The alternatives to our culture’s national theism, particularly emphasised within TP – as found in the likes of Ferrer (2009), etc. – furthermore propagate a philosophia perennis, which is to say one of relativism. This is so taken for granted that I thought I would look deeper into how we got to such a place whereby the once perceived spark of divine intelligence within us was so undervalued in its ability to render real truths in the search for the sacred that one accepts a postmodern uncertainty over the history of our land. After all, this has led to rather embarrassing encouragements of fideism, of the New Age romanticised kind, whereupon one has the uneasy sense that imagination is inseparable from assent; or, as Faber (1996) explains in the Encyclopedia of Psychology and Religion, ‘New Age thinking is a regression to primary narcissism in which the adult is returned to an infantile state of omnipotence, magical wish fulfilment and merger with the mother[/Gaia]’ (p.608).

I subsequently hunted in the opposite direction and struck upon how Catholicism has a particularly rich tradition of faith combined with reason even in the area of psychology. Going right back to the days of psychology’s designation as within philosophy’s remit, Catholicism carved out a school of thought based on traditional philosophy under the banner of ‘Neoscholasticism’. The goal of the Neoscholastics was to integrate the conviction of the soul with the scientific study of the human mind. In fact Kugelmann (2005) lays out how in the same year Wundt opened his psychological institute – 1879 – Pope Leo XIII issued a mandate for all Catholics to study Thomistic philosophy of being. It is St Thomas’s equation of the soul with the intelligence that inspired my coining of the phrase ‘desouling’ for our breakdown in penetrative thinking in the above areas. Neoscholasticism, for many myriad reasons lost its soul (cf. Kugelmann, 2005 for full details) around about the 1960s when TP precisely took off.

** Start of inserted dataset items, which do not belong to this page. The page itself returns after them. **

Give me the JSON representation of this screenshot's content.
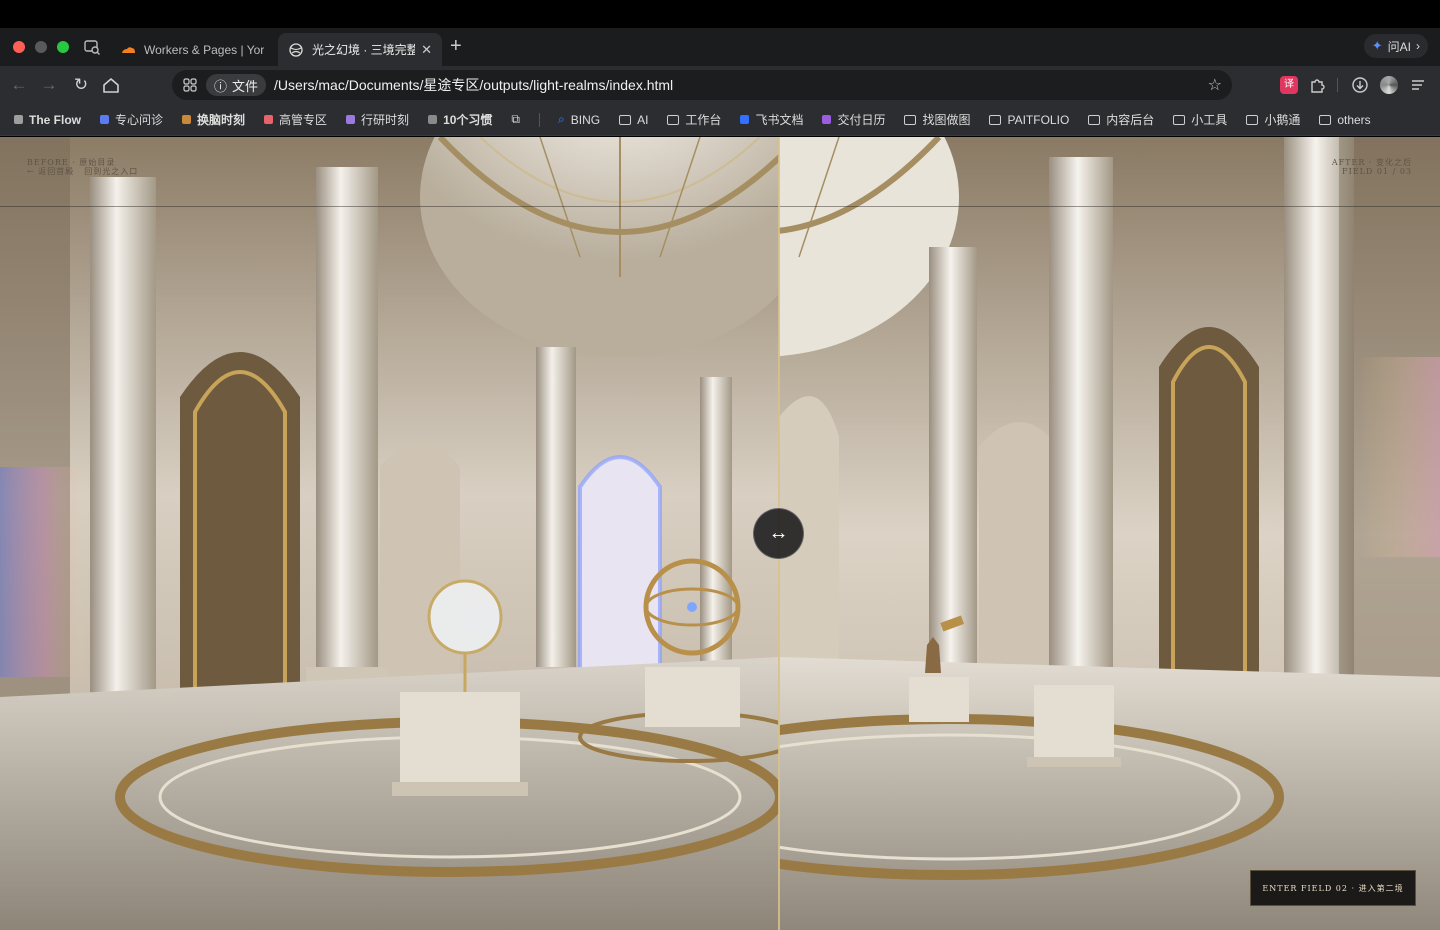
{
  "browser": {
    "tabs": [
      {
        "title": "Workers & Pages | York",
        "active": false
      },
      {
        "title": "光之幻境 · 三境完整",
        "active": true
      }
    ],
    "new_tab": "+",
    "ai_button": "问AI",
    "address": {
      "site_chip": "文件",
      "url": "/Users/mac/Documents/星途专区/outputs/light-realms/index.html"
    },
    "translate_icon": "译",
    "bookmarks": [
      {
        "label": "The Flow",
        "kind": "dot",
        "color": "#9e9e9e",
        "bold": true
      },
      {
        "label": "专心问诊",
        "kind": "dot",
        "color": "#5b7cf0",
        "bold": false
      },
      {
        "label": "换脑时刻",
        "kind": "dot",
        "color": "#c9883a",
        "bold": true
      },
      {
        "label": "高管专区",
        "kind": "dot",
        "color": "#e8646a",
        "bold": false
      },
      {
        "label": "行研时刻",
        "kind": "dot",
        "color": "#9b7ae0",
        "bold": false
      },
      {
        "label": "10个习惯",
        "kind": "dot",
        "color": "#8a8a8a",
        "bold": true
      },
      {
        "label": "BING",
        "kind": "search",
        "color": "#3b82f6",
        "bold": false
      },
      {
        "label": "AI",
        "kind": "folder",
        "bold": false
      },
      {
        "label": "工作台",
        "kind": "folder",
        "bold": false
      },
      {
        "label": "飞书文档",
        "kind": "app",
        "color": "#3370ff",
        "bold": false
      },
      {
        "label": "交付日历",
        "kind": "app",
        "color": "#9c5de0",
        "bold": false
      },
      {
        "label": "找图做图",
        "kind": "folder",
        "bold": false
      },
      {
        "label": "PAITFOLIO",
        "kind": "folder",
        "bold": false
      },
      {
        "label": "内容后台",
        "kind": "folder",
        "bold": false
      },
      {
        "label": "小工具",
        "kind": "folder",
        "bold": false
      },
      {
        "label": "小鹅通",
        "kind": "folder",
        "bold": false
      },
      {
        "label": "others",
        "kind": "folder",
        "bold": false
      }
    ]
  },
  "page": {
    "before_label": "BEFORE · 原始目录",
    "back_link": "←  返回首殿",
    "return_link": "回到光之入口",
    "after_label": "AFTER · 变化之后",
    "field_counter": "FIELD 01 / 03",
    "handle_icon": "↔",
    "enter_button": "ENTER FIELD 02  ·  进入第二境"
  }
}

While I have the privilege of seeing retrospectively that Neoscholastic philosophy simultaneously underappreciated the role of culture (because it was more overtly Christian then anyway) and the individual (or rather personality), I found its grounding in a workable philosophy of being the cornerstone of my proposal that scholastic spiritual elaborations of our intelligence cannot go far wrong. Those who search for the ghost in the machine must encourage the division of labour between ontology and science as TP adopted doing; whereas the Thomistic rational soul is at least both empirical and preservative in the face of those such as Dennett (1991), who delight in exposing possible material causes for key but suspect fixtures in transpersonal theory – like consciousness, for example. Our wisdom tradition, however, has a reasoned argument for assent to the once great province of psychology itself – the soul. Perhaps if we recover this one element we can prevent the slipping into uncertainty that categorises a lot of the confusion modern seekers after the truth encounter in our day?

David Bench MSc
University of Northampton Alumnus

References
Dennett, D.C. (1991). Consciousness explained. London: Back Bay Books.

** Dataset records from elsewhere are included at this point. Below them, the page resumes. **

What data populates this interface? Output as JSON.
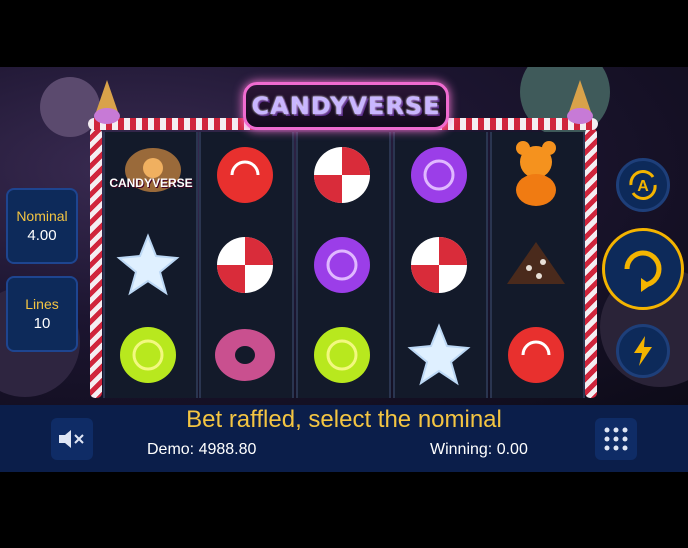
{
  "game": {
    "title": "CANDYVERSE"
  },
  "reels": [
    [
      "candyverse-logo-symbol",
      "white-star-candy",
      "green-swirl-candy"
    ],
    [
      "red-round-candy",
      "peppermint-swirl-candy",
      "glazed-donut"
    ],
    [
      "peppermint-swirl-candy",
      "purple-swirl-candy",
      "green-swirl-candy"
    ],
    [
      "purple-swirl-candy",
      "peppermint-swirl-candy",
      "white-star-candy"
    ],
    [
      "orange-gummy-bear",
      "chocolate-chip-cake",
      "red-round-candy"
    ]
  ],
  "symbol_text": {
    "logo_symbol": "CANDYVERSE"
  },
  "nominal": {
    "label": "Nominal",
    "value": "4.00"
  },
  "lines": {
    "label": "Lines",
    "value": "10"
  },
  "status_message": "Bet raffled, select the nominal",
  "demo": {
    "label": "Demo:",
    "value": "4988.80"
  },
  "winning": {
    "label": "Winning:",
    "value": "0.00"
  },
  "buttons": {
    "autoplay_letter": "A"
  },
  "colors": {
    "accent": "#f4c542",
    "panel": "#0b1e4a",
    "button_ring": "#f4b400"
  }
}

Faber, M.D. (1996). Narcissism. In D.A. Leeming, K. Madden & S. Marlan (Eds.) Encyclopedia of Psychology and Religion (pp.607–609). New York: Springer.
Ferrer, J.N. (2009). The plurality of religions and the spirit of pluralism. International Journal of Transpersonal Studies, 28(1), 139–151.

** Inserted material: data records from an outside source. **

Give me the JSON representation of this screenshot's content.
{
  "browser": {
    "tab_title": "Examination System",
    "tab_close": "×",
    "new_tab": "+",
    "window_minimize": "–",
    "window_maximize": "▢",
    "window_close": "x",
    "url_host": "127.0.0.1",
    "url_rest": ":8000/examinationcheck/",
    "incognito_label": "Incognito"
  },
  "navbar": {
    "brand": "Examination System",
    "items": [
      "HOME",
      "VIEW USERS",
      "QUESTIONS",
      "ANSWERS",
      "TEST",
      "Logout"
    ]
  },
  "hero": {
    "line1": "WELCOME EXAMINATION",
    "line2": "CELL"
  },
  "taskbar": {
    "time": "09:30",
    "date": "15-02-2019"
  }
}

Friedman, H.L. (2005). Problems of romanticism in transpersonal psychology: A case study of aikido. The Humanistic Psychologist, 33(1), 3–24.
Friedman, H.L. (2009). Xenophilia as a cultural trap. International Journal of Transpersonal Studies, 28(1), 107–111.
Kugelmann, R. (2005). Neoscholastic psychology revisited. History of Psychology, 8(2), 131–175.
Vitz, P. (1994). Psychology as religion: The cult of self-worship (2nd edn). Carlisle: Paternoster Press.